Adding pioglitazone, a glitazone widely used for diabetes treatment, to imatinib enabled chronic myeloid leukaemia (CML) patients to remain disease free for nearly five years, report French investigators in Nature.

CML is a myeloproliferative disorder resulting from dysregulated tyrosine kinase activity of the fusion oncoprotein BCR-ABL.

While imatinib and other tyrosine kinase inhibitors (TKIs) have dramatically improved outcomes for CML patients, fewer than 10% achieve complete molecular response, defined as the point where BRC-ABL transcripts are undetectable in blood.

Such failure has resulted from the inability of TKIs to eradicate quiescent (dormant non cycling) CML leukaemia stem cells.

The study by Philippe Leboulch, from CEA, Fontenay-aux-Roses, France, and colleagues ,showed that pioglitazone could block the molecular pathway leading to cell dormancy, which is thought to involve PPARy, STAT5, HIF2α and the protein CITED2.

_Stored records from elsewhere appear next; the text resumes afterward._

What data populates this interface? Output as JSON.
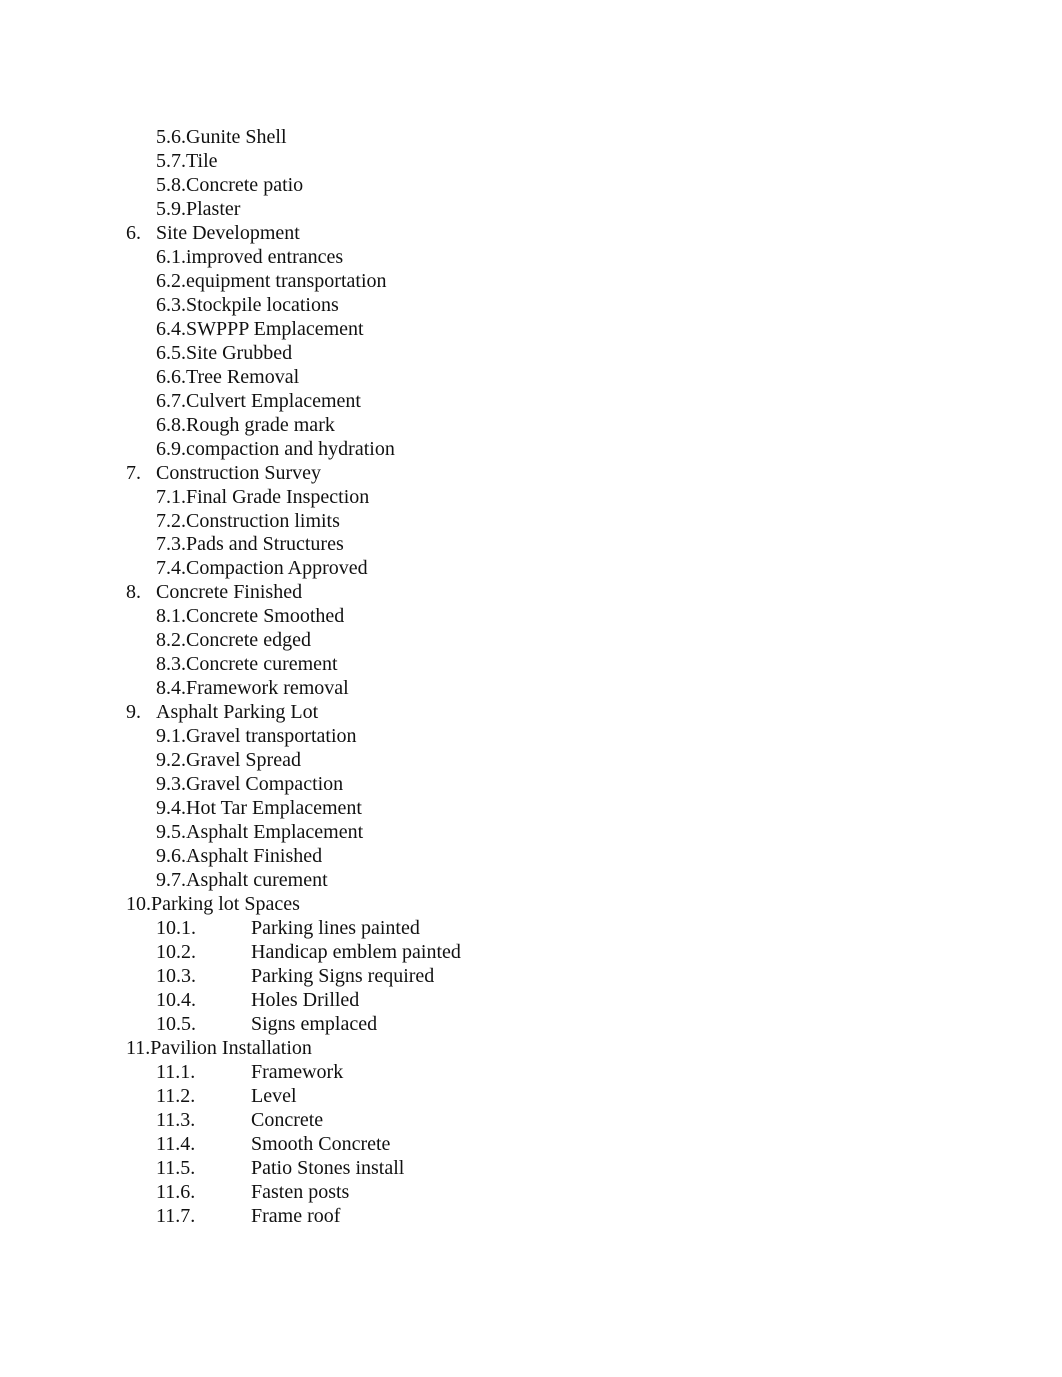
{
  "document": {
    "outline": [
      {
        "level": 2,
        "num": "5.6.",
        "text": "Gunite Shell",
        "style": "inline"
      },
      {
        "level": 2,
        "num": "5.7.",
        "text": "Tile",
        "style": "inline"
      },
      {
        "level": 2,
        "num": "5.8.",
        "text": "Concrete patio",
        "style": "inline"
      },
      {
        "level": 2,
        "num": "5.9.",
        "text": "Plaster",
        "style": "inline"
      },
      {
        "level": 1,
        "num": "6.",
        "text": "Site Development",
        "style": "tab"
      },
      {
        "level": 2,
        "num": "6.1.",
        "text": "improved entrances",
        "style": "inline"
      },
      {
        "level": 2,
        "num": "6.2.",
        "text": "equipment transportation",
        "style": "inline"
      },
      {
        "level": 2,
        "num": "6.3.",
        "text": "Stockpile locations",
        "style": "inline"
      },
      {
        "level": 2,
        "num": "6.4.",
        "text": "SWPPP Emplacement",
        "style": "inline"
      },
      {
        "level": 2,
        "num": "6.5.",
        "text": "Site Grubbed",
        "style": "inline"
      },
      {
        "level": 2,
        "num": "6.6.",
        "text": "Tree Removal",
        "style": "inline"
      },
      {
        "level": 2,
        "num": "6.7.",
        "text": "Culvert Emplacement",
        "style": "inline"
      },
      {
        "level": 2,
        "num": "6.8.",
        "text": "Rough grade mark",
        "style": "inline"
      },
      {
        "level": 2,
        "num": "6.9.",
        "text": "compaction and hydration",
        "style": "inline"
      },
      {
        "level": 1,
        "num": "7.",
        "text": "Construction Survey",
        "style": "tab"
      },
      {
        "level": 2,
        "num": "7.1.",
        "text": "Final Grade Inspection",
        "style": "inline"
      },
      {
        "level": 2,
        "num": "7.2.",
        "text": "Construction limits",
        "style": "inline"
      },
      {
        "level": 2,
        "num": "7.3.",
        "text": "Pads and Structures",
        "style": "inline"
      },
      {
        "level": 2,
        "num": "7.4.",
        "text": "Compaction Approved",
        "style": "inline"
      },
      {
        "level": 1,
        "num": "8.",
        "text": "Concrete Finished",
        "style": "tab"
      },
      {
        "level": 2,
        "num": "8.1.",
        "text": "Concrete Smoothed",
        "style": "inline"
      },
      {
        "level": 2,
        "num": "8.2.",
        "text": "Concrete edged",
        "style": "inline"
      },
      {
        "level": 2,
        "num": "8.3.",
        "text": "Concrete curement",
        "style": "inline"
      },
      {
        "level": 2,
        "num": "8.4.",
        "text": "Framework removal",
        "style": "inline"
      },
      {
        "level": 1,
        "num": "9.",
        "text": "Asphalt Parking Lot",
        "style": "tab"
      },
      {
        "level": 2,
        "num": "9.1.",
        "text": "Gravel transportation",
        "style": "inline"
      },
      {
        "level": 2,
        "num": "9.2.",
        "text": "Gravel Spread",
        "style": "inline"
      },
      {
        "level": 2,
        "num": "9.3.",
        "text": "Gravel Compaction",
        "style": "inline"
      },
      {
        "level": 2,
        "num": "9.4.",
        "text": "Hot Tar Emplacement",
        "style": "inline"
      },
      {
        "level": 2,
        "num": "9.5.",
        "text": "Asphalt Emplacement",
        "style": "inline"
      },
      {
        "level": 2,
        "num": "9.6.",
        "text": "Asphalt Finished",
        "style": "inline"
      },
      {
        "level": 2,
        "num": "9.7.",
        "text": "Asphalt curement",
        "style": "inline"
      },
      {
        "level": 1,
        "num": "10.",
        "text": "Parking lot Spaces",
        "style": "inline"
      },
      {
        "level": 2,
        "num": "10.1.",
        "text": "Parking lines painted",
        "style": "tab"
      },
      {
        "level": 2,
        "num": "10.2.",
        "text": "Handicap emblem painted",
        "style": "tab"
      },
      {
        "level": 2,
        "num": "10.3.",
        "text": "Parking Signs required",
        "style": "tab"
      },
      {
        "level": 2,
        "num": "10.4.",
        "text": "Holes Drilled",
        "style": "tab"
      },
      {
        "level": 2,
        "num": "10.5.",
        "text": "Signs emplaced",
        "style": "tab"
      },
      {
        "level": 1,
        "num": "11.",
        "text": "Pavilion Installation",
        "style": "inline"
      },
      {
        "level": 2,
        "num": "11.1.",
        "text": "Framework",
        "style": "tab"
      },
      {
        "level": 2,
        "num": "11.2.",
        "text": "Level",
        "style": "tab"
      },
      {
        "level": 2,
        "num": "11.3.",
        "text": "Concrete",
        "style": "tab"
      },
      {
        "level": 2,
        "num": "11.4.",
        "text": "Smooth Concrete",
        "style": "tab"
      },
      {
        "level": 2,
        "num": "11.5.",
        "text": "Patio Stones install",
        "style": "tab"
      },
      {
        "level": 2,
        "num": "11.6.",
        "text": "Fasten posts",
        "style": "tab"
      },
      {
        "level": 2,
        "num": "11.7.",
        "text": "Frame roof",
        "style": "tab"
      }
    ]
  }
}
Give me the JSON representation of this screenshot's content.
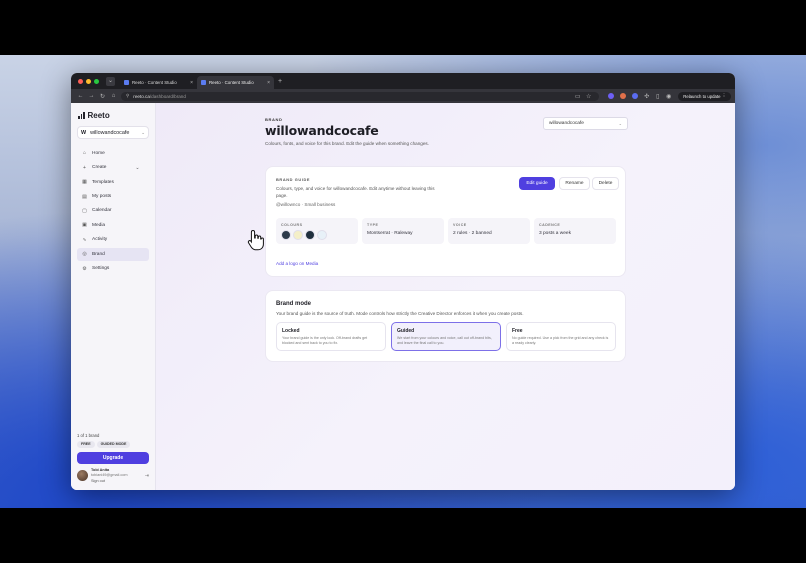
{
  "browser": {
    "tabs": [
      {
        "label": "Reeto · Content Studio",
        "close": "×"
      },
      {
        "label": "Reeto · Content Studio",
        "close": "×"
      }
    ],
    "new_tab": "+",
    "url_host": "reeto.ca",
    "url_path": "/dashboard/brand",
    "relaunch_label": "Relaunch to update"
  },
  "sidebar": {
    "logo": "Reeto",
    "workspace": {
      "initial": "W",
      "name": "willowandcocafe"
    },
    "items": [
      {
        "label": "Home",
        "icon": "⌂"
      },
      {
        "label": "Create",
        "icon": "+",
        "chevron": "⌄"
      },
      {
        "label": "Templates",
        "icon": "▦"
      },
      {
        "label": "My posts",
        "icon": "▤"
      },
      {
        "label": "Calendar",
        "icon": "▢"
      },
      {
        "label": "Media",
        "icon": "▣"
      },
      {
        "label": "Activity",
        "icon": "∿"
      },
      {
        "label": "Brand",
        "icon": "◎"
      },
      {
        "label": "Settings",
        "icon": "⚙"
      }
    ],
    "plan_text": "1 of 1 brand",
    "pills": [
      "FREE",
      "GUIDED MODE"
    ],
    "upgrade_label": "Upgrade",
    "user": {
      "name": "Tobi Anita",
      "email": "tobiani49@gmail.com",
      "sign_out": "Sign out"
    }
  },
  "header": {
    "eyebrow": "BRAND",
    "title": "willowandcocafe",
    "subtitle": "Colours, fonts, and voice for this brand. Edit the guide when something changes.",
    "brand_select": "willowandcocafe"
  },
  "guide": {
    "eyebrow": "BRAND GUIDE",
    "description": "Colours, type, and voice for willowandcocafe. Edit anytime without leaving this page.",
    "tags": "@willownco · Small business",
    "edit_label": "Edit guide",
    "rename_label": "Rename",
    "delete_label": "Delete",
    "stats": {
      "colours_label": "COLOURS",
      "type_label": "TYPE",
      "type_value": "Montserrat · Raleway",
      "voice_label": "VOICE",
      "voice_value": "2 rules · 2 banned",
      "cadence_label": "CADENCE",
      "cadence_value": "3 posts a week"
    },
    "swatches": [
      "#2c3a4a",
      "#f4efc8",
      "#1f2f3d",
      "#e8f1f8"
    ],
    "add_logo": "Add a logo on Media"
  },
  "mode": {
    "title": "Brand mode",
    "subtitle": "Your brand guide is the source of truth. Mode controls how strictly the Creative Director enforces it when you create posts.",
    "options": [
      {
        "title": "Locked",
        "desc": "Your brand guide is the only look. Off-brand drafts get blocked and sent back to you to fix."
      },
      {
        "title": "Guided",
        "desc": "We start from your colours and voice, call out off-brand bits, and leave the final call to you."
      },
      {
        "title": "Free",
        "desc": "No guide required. Use a pick from the grid and any check is a ready clearly."
      }
    ]
  },
  "colors": {
    "accent": "#4f3fe0"
  }
}
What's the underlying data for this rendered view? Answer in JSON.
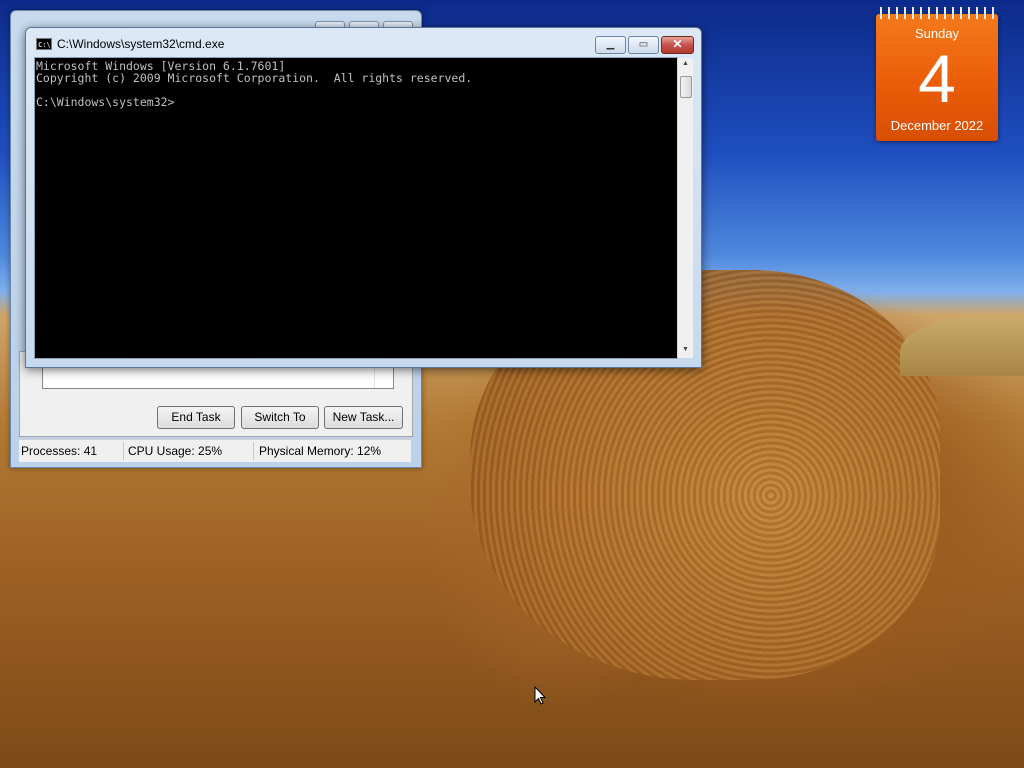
{
  "calendar": {
    "weekday": "Sunday",
    "day": "4",
    "month_year": "December 2022",
    "color": "#f06a12"
  },
  "cmd": {
    "title": "C:\\Windows\\system32\\cmd.exe",
    "icon": "cmd-icon",
    "icon_text": "C:\\",
    "console_text": "Microsoft Windows [Version 6.1.7601]\nCopyright (c) 2009 Microsoft Corporation.  All rights reserved.\n\nC:\\Windows\\system32>",
    "minimize": "▁",
    "maximize": "▭",
    "close": "✕"
  },
  "taskmgr": {
    "buttons": {
      "end_task": "End Task",
      "switch_to": "Switch To",
      "new_task": "New Task..."
    },
    "status": {
      "processes": "Processes: 41",
      "cpu": "CPU Usage: 25%",
      "memory": "Physical Memory: 12%"
    }
  }
}
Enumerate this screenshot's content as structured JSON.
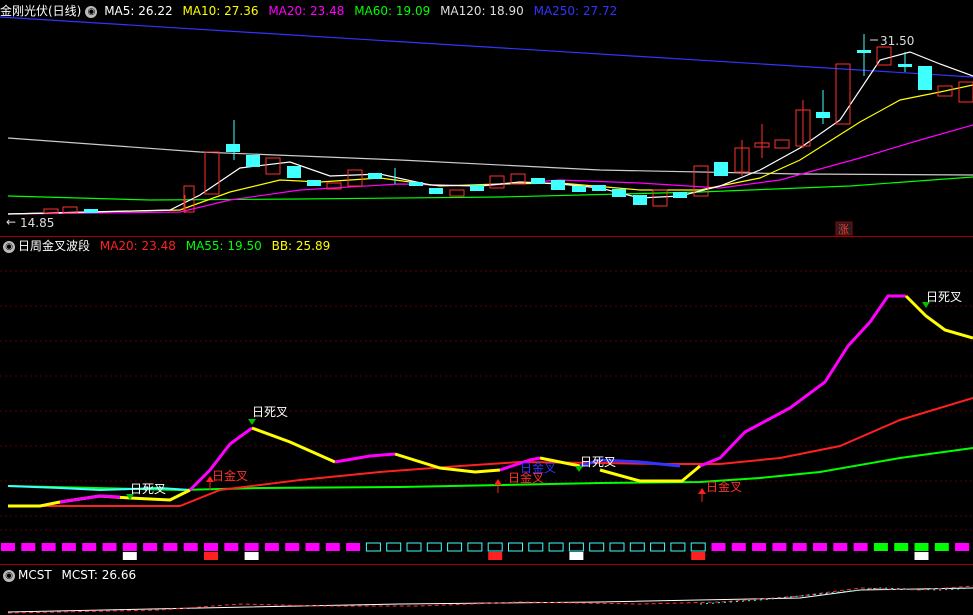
{
  "panel_main": {
    "title": "金刚光伏(日线)",
    "indicators": [
      {
        "label": "MA5: 26.22",
        "color": "#ffffff"
      },
      {
        "label": "MA10: 27.36",
        "color": "#ffff00"
      },
      {
        "label": "MA20: 23.48",
        "color": "#ff00ff"
      },
      {
        "label": "MA60: 19.09",
        "color": "#00ff00"
      },
      {
        "label": "MA120: 18.90",
        "color": "#dddddd"
      },
      {
        "label": "MA250: 27.72",
        "color": "#3333ff"
      }
    ],
    "high_label": "31.50",
    "low_label": "14.85",
    "zhang_badge": "涨"
  },
  "panel_mid": {
    "title": "日周金叉波段",
    "indicators": [
      {
        "label": "MA20: 23.48",
        "color": "#ff2020"
      },
      {
        "label": "MA55: 19.50",
        "color": "#00ff00"
      },
      {
        "label": "BB: 25.89",
        "color": "#ffff00"
      }
    ],
    "signals": [
      {
        "text": "日死叉",
        "kind": "death"
      },
      {
        "text": "日金叉",
        "kind": "golden"
      },
      {
        "text": "日死叉",
        "kind": "death"
      },
      {
        "text": "日金叉",
        "kind": "golden"
      },
      {
        "text": "日金叉",
        "kind": "golden"
      },
      {
        "text": "日死叉",
        "kind": "death"
      },
      {
        "text": "日金叉",
        "kind": "golden"
      },
      {
        "text": "日死叉",
        "kind": "death"
      }
    ]
  },
  "panel_bottom": {
    "title": "MCST",
    "indicators": [
      {
        "label": "MCST: 26.66",
        "color": "#ffffff"
      }
    ]
  },
  "colors": {
    "up_candle": "#ff3030",
    "down_candle": "#40ffff",
    "magenta": "#ff00ff",
    "yellow": "#ffff00",
    "blue": "#3333ff",
    "green": "#00ff00",
    "red": "#ff2020"
  }
}
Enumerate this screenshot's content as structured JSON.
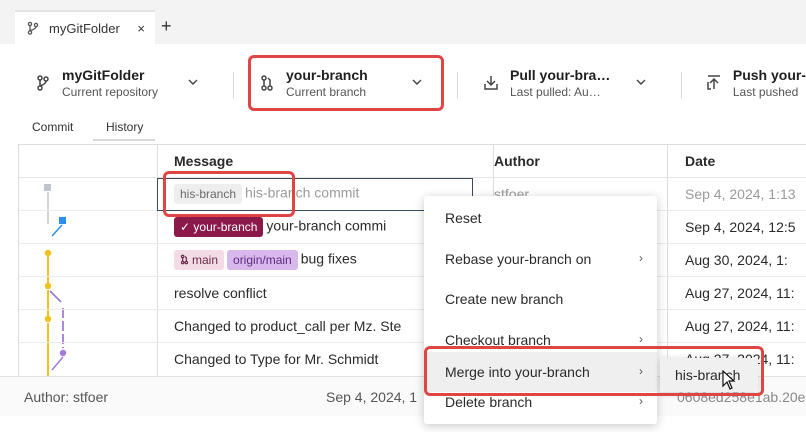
{
  "tab": {
    "title": "myGitFolder",
    "close": "×",
    "new": "+"
  },
  "toolbar": {
    "repo": {
      "title": "myGitFolder",
      "subtitle": "Current repository"
    },
    "branch": {
      "title": "your-branch",
      "subtitle": "Current branch"
    },
    "pull": {
      "title": "Pull your-bra…",
      "subtitle": "Last pulled: Au…"
    },
    "push": {
      "title": "Push your-",
      "subtitle": "Last pushed"
    }
  },
  "subtabs": {
    "commit": "Commit",
    "history": "History"
  },
  "table": {
    "headers": {
      "message": "Message",
      "author": "Author",
      "date": "Date"
    },
    "rows": [
      {
        "tags": [
          "his-branch"
        ],
        "message": "his-branch commit",
        "author": "stfoer",
        "date": "Sep 4, 2024, 1:13"
      },
      {
        "tags": [
          "✓ your-branch"
        ],
        "message": "your-branch commi",
        "author": "",
        "date": "Sep 4, 2024, 12:5"
      },
      {
        "tags": [
          "main",
          "origin/main"
        ],
        "message": "bug fixes",
        "author": "",
        "date": "Aug 30, 2024, 1:"
      },
      {
        "tags": [],
        "message": "resolve conflict",
        "author": "",
        "date": "Aug 27, 2024, 11:"
      },
      {
        "tags": [],
        "message": "Changed to product_call per Mz. Ste",
        "author": "",
        "date": "Aug 27, 2024, 11:"
      },
      {
        "tags": [],
        "message": "Changed to Type for Mr. Schmidt",
        "author": "",
        "date": "Aug 27, 2024, 11:"
      }
    ]
  },
  "status": {
    "author": "Author: stfoer",
    "date": "Sep 4, 2024, 1",
    "hash": "0608ed258e1ab.20e"
  },
  "context_menu": {
    "items": [
      {
        "label": "Reset",
        "submenu": false
      },
      {
        "label": "Rebase your-branch on",
        "submenu": true
      },
      {
        "label": "Create new branch",
        "submenu": false
      },
      {
        "label": "Checkout branch",
        "submenu": true
      },
      {
        "label": "Merge into your-branch",
        "submenu": true
      },
      {
        "label": "Delete branch",
        "submenu": true
      }
    ],
    "arrow": "›",
    "submenu_item": "his-branch"
  },
  "colors": {
    "highlight": "#e04545",
    "branch_pill": "#8b1a4a",
    "origin_pill": "#d9b8ec",
    "graph_yellow": "#f2c21b",
    "graph_blue": "#2c8ef0",
    "graph_violet": "#a37be0"
  },
  "icons": {
    "repo": "git-branch-icon",
    "branch": "git-branch-icon",
    "pull": "pull-icon",
    "push": "push-icon",
    "cursor": "mouse-pointer-icon"
  }
}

The investigators went on to show that when pioglitazone was given temporarily to three CML patients with chronic residual disease despite continuous treatment with imatinib, all achieved sustained CMR for up to 4.7 years after pioglitazone withdrawal.

The data provided a strong rationale for a phase II clinical trial, which started in July 2009.

“This (the study) suggests that clinically relevant cancer eradication may become a generally attainable goal by combination therapy that erodes the cancer stem cell pool,” write the authors.

In an accompanying commentary, Tessa Holyoake and David Vetrie, from the University of Glasgow, suggested that the cells are “probably either killed directly or driven to exit quiescence, which may lead to their eradication by [imatinib].”

They wrote, “Collectively, these results strengthen the concept that cancer stem cells exhibit vulnerabilities in otherwise normal molecular pathways that may be targeted in a selective manner to obtain a cure.”

Using drugs that have already been approved for other purposes, they added, can shorten the drug-development pathway by five to 10 years and reduce risks and costs.

Reference

S Prost, F Relouzat, M Spentchian, et al. Erosion of the chronic myeloid leukaemia stem cell pool by PPARy agonists. Nature.

T Hollyoake &. D Vetrie. Cancer: Repositioned to kill stem cells. Nature. 2015.